Bound on dimension of tangent space of an affine variety

Question

I've been reading through my notes and the following fact is stated without any proof or justification: For an affine variety $X\subset\mathbb{A}^n$ and a point $p\in X$ we have $$dim_k T_pX\geq dim_p X$$ where $dim_p X$ denotes the local dimension of $X$ at $p$. At first I thought I could use the fact that $dim_k T_pX \geq n-N$ where $N$ is the size of a minimal generating set of the ideal defining $X$, plus Krull's height theorem but the more I think about it the more I convince myself that this is hopeless. Could someone point me towards the right direction?

Answer 1

You are right that this follows from Krull's principal ideal theorem.
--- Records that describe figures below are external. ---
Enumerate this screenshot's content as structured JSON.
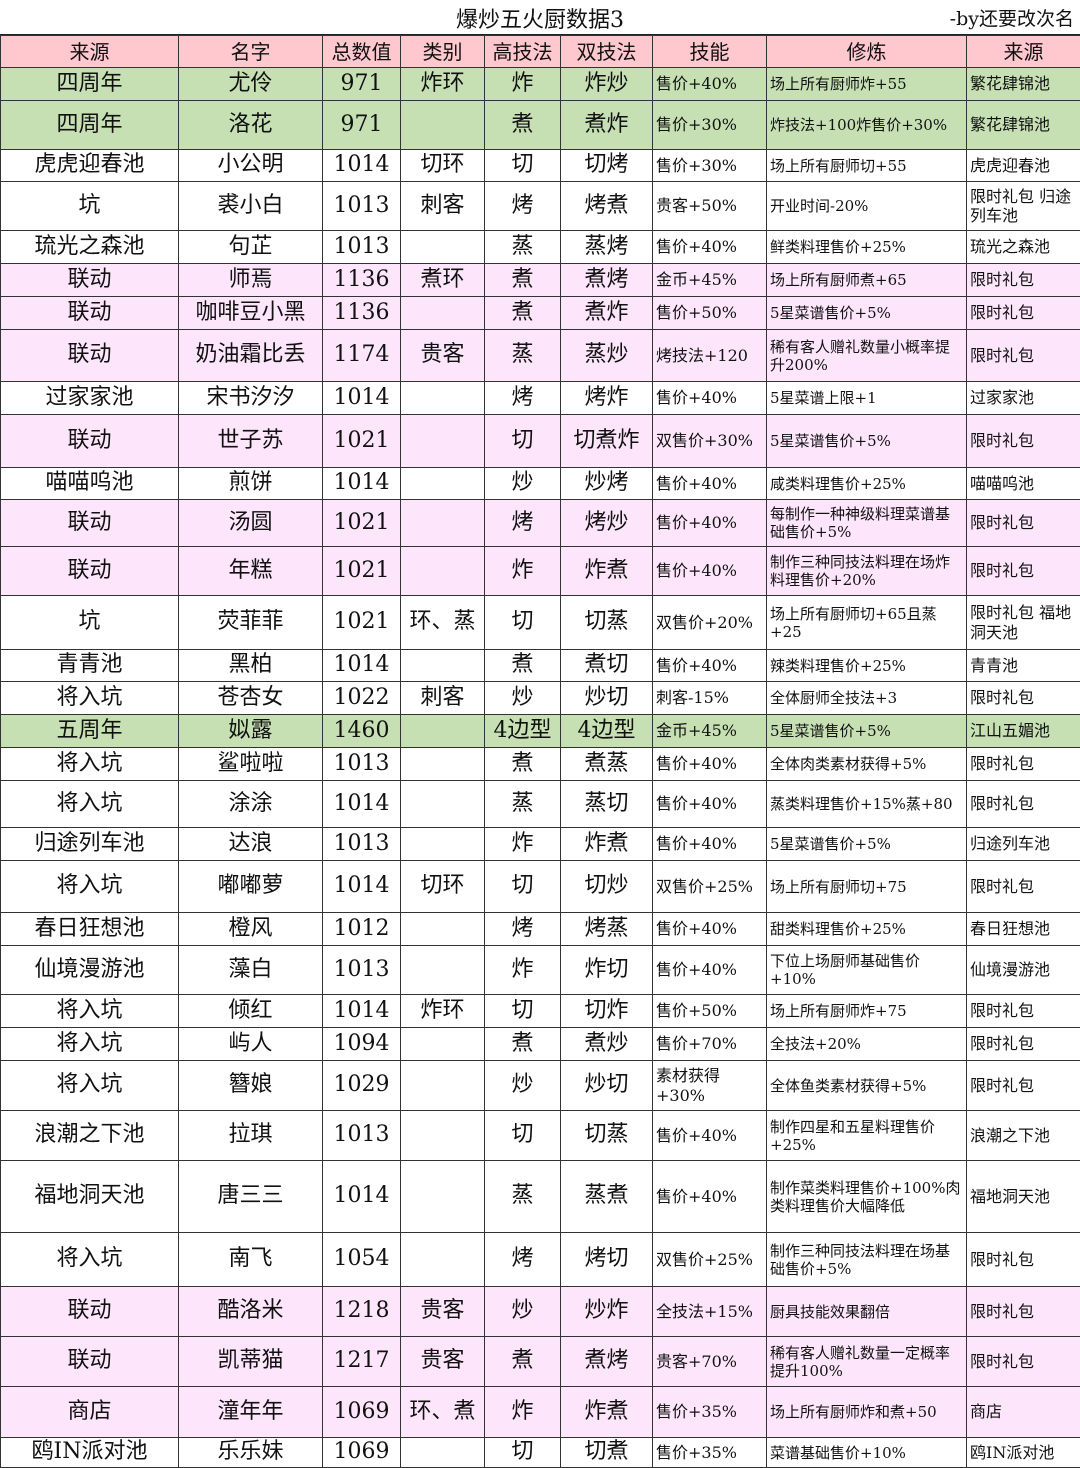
{
  "title": "爆炒五火厨数据3",
  "author": "-by还要改次名",
  "colors": {
    "header": "#ffc7ce",
    "green": "#c6e0b4",
    "pink": "#fde6fb",
    "white": "#ffffff"
  },
  "columns": [
    "来源",
    "名字",
    "总数值",
    "类别",
    "高技法",
    "双技法",
    "技能",
    "修炼",
    "来源"
  ],
  "rows": [
    {
      "color": "green",
      "cells": [
        "四周年",
        "尤伶",
        "971",
        "炸环",
        "炸",
        "炸炒",
        "售价+40%",
        "场上所有厨师炸+55",
        "繁花肆锦池"
      ]
    },
    {
      "color": "green",
      "cells": [
        "四周年",
        "洛花",
        "971",
        "",
        "煮",
        "煮炸",
        "售价+30%",
        "炸技法+100炸售价+30%",
        "繁花肆锦池"
      ]
    },
    {
      "color": "white",
      "cells": [
        "虎虎迎春池",
        "小公明",
        "1014",
        "切环",
        "切",
        "切烤",
        "售价+30%",
        "场上所有厨师切+55",
        "虎虎迎春池"
      ]
    },
    {
      "color": "white",
      "cells": [
        "坑",
        "裘小白",
        "1013",
        "刺客",
        "烤",
        "烤煮",
        "贵客+50%",
        "开业时间-20%",
        "限时礼包 归途列车池"
      ]
    },
    {
      "color": "white",
      "cells": [
        "琉光之森池",
        "句芷",
        "1013",
        "",
        "蒸",
        "蒸烤",
        "售价+40%",
        "鲜类料理售价+25%",
        "琉光之森池"
      ]
    },
    {
      "color": "pink",
      "cells": [
        "联动",
        "师焉",
        "1136",
        "煮环",
        "煮",
        "煮烤",
        "金币+45%",
        "场上所有厨师煮+65",
        "限时礼包"
      ]
    },
    {
      "color": "pink",
      "cells": [
        "联动",
        "咖啡豆小黑",
        "1136",
        "",
        "煮",
        "煮炸",
        "售价+50%",
        "5星菜谱售价+5%",
        "限时礼包"
      ]
    },
    {
      "color": "pink",
      "cells": [
        "联动",
        "奶油霜比丢",
        "1174",
        "贵客",
        "蒸",
        "蒸炒",
        "烤技法+120",
        "稀有客人赠礼数量小概率提升200%",
        "限时礼包"
      ]
    },
    {
      "color": "white",
      "cells": [
        "过家家池",
        "宋书汐汐",
        "1014",
        "",
        "烤",
        "烤炸",
        "售价+40%",
        "5星菜谱上限+1",
        "过家家池"
      ]
    },
    {
      "color": "pink",
      "cells": [
        "联动",
        "世子苏",
        "1021",
        "",
        "切",
        "切煮炸",
        "双售价+30%",
        "5星菜谱售价+5%",
        "限时礼包"
      ]
    },
    {
      "color": "white",
      "cells": [
        "喵喵呜池",
        "煎饼",
        "1014",
        "",
        "炒",
        "炒烤",
        "售价+40%",
        "咸类料理售价+25%",
        "喵喵呜池"
      ]
    },
    {
      "color": "pink",
      "cells": [
        "联动",
        "汤圆",
        "1021",
        "",
        "烤",
        "烤炒",
        "售价+40%",
        "每制作一种神级料理菜谱基础售价+5%",
        "限时礼包"
      ]
    },
    {
      "color": "pink",
      "cells": [
        "联动",
        "年糕",
        "1021",
        "",
        "炸",
        "炸煮",
        "售价+40%",
        "制作三种同技法料理在场炸料理售价+20%",
        "限时礼包"
      ]
    },
    {
      "color": "white",
      "cells": [
        "坑",
        "荧菲菲",
        "1021",
        "环、蒸",
        "切",
        "切蒸",
        "双售价+20%",
        "场上所有厨师切+65且蒸+25",
        "限时礼包 福地洞天池"
      ]
    },
    {
      "color": "white",
      "cells": [
        "青青池",
        "黑柏",
        "1014",
        "",
        "煮",
        "煮切",
        "售价+40%",
        "辣类料理售价+25%",
        "青青池"
      ]
    },
    {
      "color": "white",
      "cells": [
        "将入坑",
        "苍杏女",
        "1022",
        "刺客",
        "炒",
        "炒切",
        "刺客-15%",
        "全体厨师全技法+3",
        "限时礼包"
      ]
    },
    {
      "color": "green",
      "cells": [
        "五周年",
        "姒露",
        "1460",
        "",
        "4边型",
        "4边型",
        "金币+45%",
        "5星菜谱售价+5%",
        "江山五媚池"
      ]
    },
    {
      "color": "white",
      "cells": [
        "将入坑",
        "鲨啦啦",
        "1013",
        "",
        "煮",
        "煮蒸",
        "售价+40%",
        "全体肉类素材获得+5%",
        "限时礼包"
      ]
    },
    {
      "color": "white",
      "cells": [
        "将入坑",
        "涂涂",
        "1014",
        "",
        "蒸",
        "蒸切",
        "售价+40%",
        "蒸类料理售价+15%蒸+80",
        "限时礼包"
      ]
    },
    {
      "color": "white",
      "cells": [
        "归途列车池",
        "达浪",
        "1013",
        "",
        "炸",
        "炸煮",
        "售价+40%",
        "5星菜谱售价+5%",
        "归途列车池"
      ]
    },
    {
      "color": "white",
      "cells": [
        "将入坑",
        "嘟嘟萝",
        "1014",
        "切环",
        "切",
        "切炒",
        "双售价+25%",
        "场上所有厨师切+75",
        "限时礼包"
      ]
    },
    {
      "color": "white",
      "cells": [
        "春日狂想池",
        "橙风",
        "1012",
        "",
        "烤",
        "烤蒸",
        "售价+40%",
        "甜类料理售价+25%",
        "春日狂想池"
      ]
    },
    {
      "color": "white",
      "cells": [
        "仙境漫游池",
        "藻白",
        "1013",
        "",
        "炸",
        "炸切",
        "售价+40%",
        "下位上场厨师基础售价+10%",
        "仙境漫游池"
      ]
    },
    {
      "color": "white",
      "cells": [
        "将入坑",
        "倾红",
        "1014",
        "炸环",
        "切",
        "切炸",
        "售价+50%",
        "场上所有厨师炸+75",
        "限时礼包"
      ]
    },
    {
      "color": "white",
      "cells": [
        "将入坑",
        "屿人",
        "1094",
        "",
        "煮",
        "煮炒",
        "售价+70%",
        "全技法+20%",
        "限时礼包"
      ]
    },
    {
      "color": "white",
      "cells": [
        "将入坑",
        "簪娘",
        "1029",
        "",
        "炒",
        "炒切",
        "素材获得+30%",
        "全体鱼类素材获得+5%",
        "限时礼包"
      ]
    },
    {
      "color": "white",
      "cells": [
        "浪潮之下池",
        "拉琪",
        "1013",
        "",
        "切",
        "切蒸",
        "售价+40%",
        "制作四星和五星料理售价+25%",
        "浪潮之下池"
      ]
    },
    {
      "color": "white",
      "cells": [
        "福地洞天池",
        "唐三三",
        "1014",
        "",
        "蒸",
        "蒸煮",
        "售价+40%",
        "制作菜类料理售价+100%肉类料理售价大幅降低",
        "福地洞天池"
      ]
    },
    {
      "color": "white",
      "cells": [
        "将入坑",
        "南飞",
        "1054",
        "",
        "烤",
        "烤切",
        "双售价+25%",
        "制作三种同技法料理在场基础售价+5%",
        "限时礼包"
      ]
    },
    {
      "color": "pink",
      "cells": [
        "联动",
        "酷洛米",
        "1218",
        "贵客",
        "炒",
        "炒炸",
        "全技法+15%",
        "厨具技能效果翻倍",
        "限时礼包"
      ]
    },
    {
      "color": "pink",
      "cells": [
        "联动",
        "凯蒂猫",
        "1217",
        "贵客",
        "煮",
        "煮烤",
        "贵客+70%",
        "稀有客人赠礼数量一定概率提升100%",
        "限时礼包"
      ]
    },
    {
      "color": "pink",
      "cells": [
        "商店",
        "潼年年",
        "1069",
        "环、煮",
        "炸",
        "炸煮",
        "售价+35%",
        "场上所有厨师炸和煮+50",
        "商店"
      ]
    },
    {
      "color": "white",
      "cells": [
        "鸥IN派对池",
        "乐乐妹",
        "1069",
        "",
        "切",
        "切煮",
        "售价+35%",
        "菜谱基础售价+10%",
        "鸥IN派对池"
      ]
    }
  ]
}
First note that $\dim_k T_pX$ is the minimal number of generators of the maximal ideal $\mathfrak m \subset \mathcal O_{X, p}$, because $T_p X = (\mathfrak m / \mathfrak m^2)^\vee$. Set $d = \dim \mathcal O_{X,p}$. Now by Krull's principal ideal theorem, any ideal $I \subset \mathcal O_{X,p}$ generated by $r$ elements has height at most $r$, so that $$\dim \mathcal O_{x,p} / I \geq d - r$$ Note that then even if $\operatorname{ht}(I) = r$ it could happen that $\dim \mathcal O_{X,p} / I > d - r$, if $X$ is not irreducible. Nevertheless this shows that $\mathfrak m$ cannot be generated by less then $d$ elements, because $\mathcal O_{X,p} / \mathfrak m$ is a field, so that $\dim \mathcal O_{X,p} / \mathfrak m = 0$.